Especially when it comes to books, the knowledge contained there definitely doesn’t get outdated with a new version. Especially now with 1.6 which mostly brings improvements in tooling. But also I would say the changes in 1.5 and 1.4 should be mostly covered by going through the changelog in about 15-20 minutes. As I said, I’m keen on hearing “experience reports” with something more concrete - if there are truly some issues, for me it means that the release process should be improved more than anything else.


I have commented on lesson “Elixir Tutorial Part 4 (GenStage)” (
https://goo.gl/nu6qXX). Look for my name, “michele mendel”.

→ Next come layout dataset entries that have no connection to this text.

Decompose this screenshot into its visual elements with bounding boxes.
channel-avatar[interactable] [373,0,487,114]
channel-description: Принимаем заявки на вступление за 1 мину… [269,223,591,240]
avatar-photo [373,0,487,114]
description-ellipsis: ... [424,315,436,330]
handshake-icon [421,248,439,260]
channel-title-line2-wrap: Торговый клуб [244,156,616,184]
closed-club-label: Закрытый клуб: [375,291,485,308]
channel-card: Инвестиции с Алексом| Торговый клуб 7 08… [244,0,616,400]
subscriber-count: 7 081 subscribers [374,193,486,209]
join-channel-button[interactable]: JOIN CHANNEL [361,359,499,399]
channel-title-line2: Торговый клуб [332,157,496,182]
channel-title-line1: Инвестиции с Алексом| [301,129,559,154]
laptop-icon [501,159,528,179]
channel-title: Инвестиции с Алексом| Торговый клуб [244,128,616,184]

To be fair, I was using v1.6, because of the new formatting functionality.
This may seem like a small thing, but it took me some time to figure this
out. On one hand it was a good exercise, but also somewhat distracting. I
have full respect for people doing tutorials for free, but a payed tutorial
should be more up to date.

After the experience with the above mentioned tutorial, I got reluctant to
try anything older than v1.5, but I may be wrong. I have already paid for
the tutorial on Udemy and will try it out.

I really enjoy Elixir. I am also learning Elm at the same time, and
together they are wonderful languages.




I’m running 1.6.0-rc.0 and using the older way to specify supervisors and workers still seems to work for me with, for example, Ecto. Maybe you just forgot to actually import Supervisor.Spec?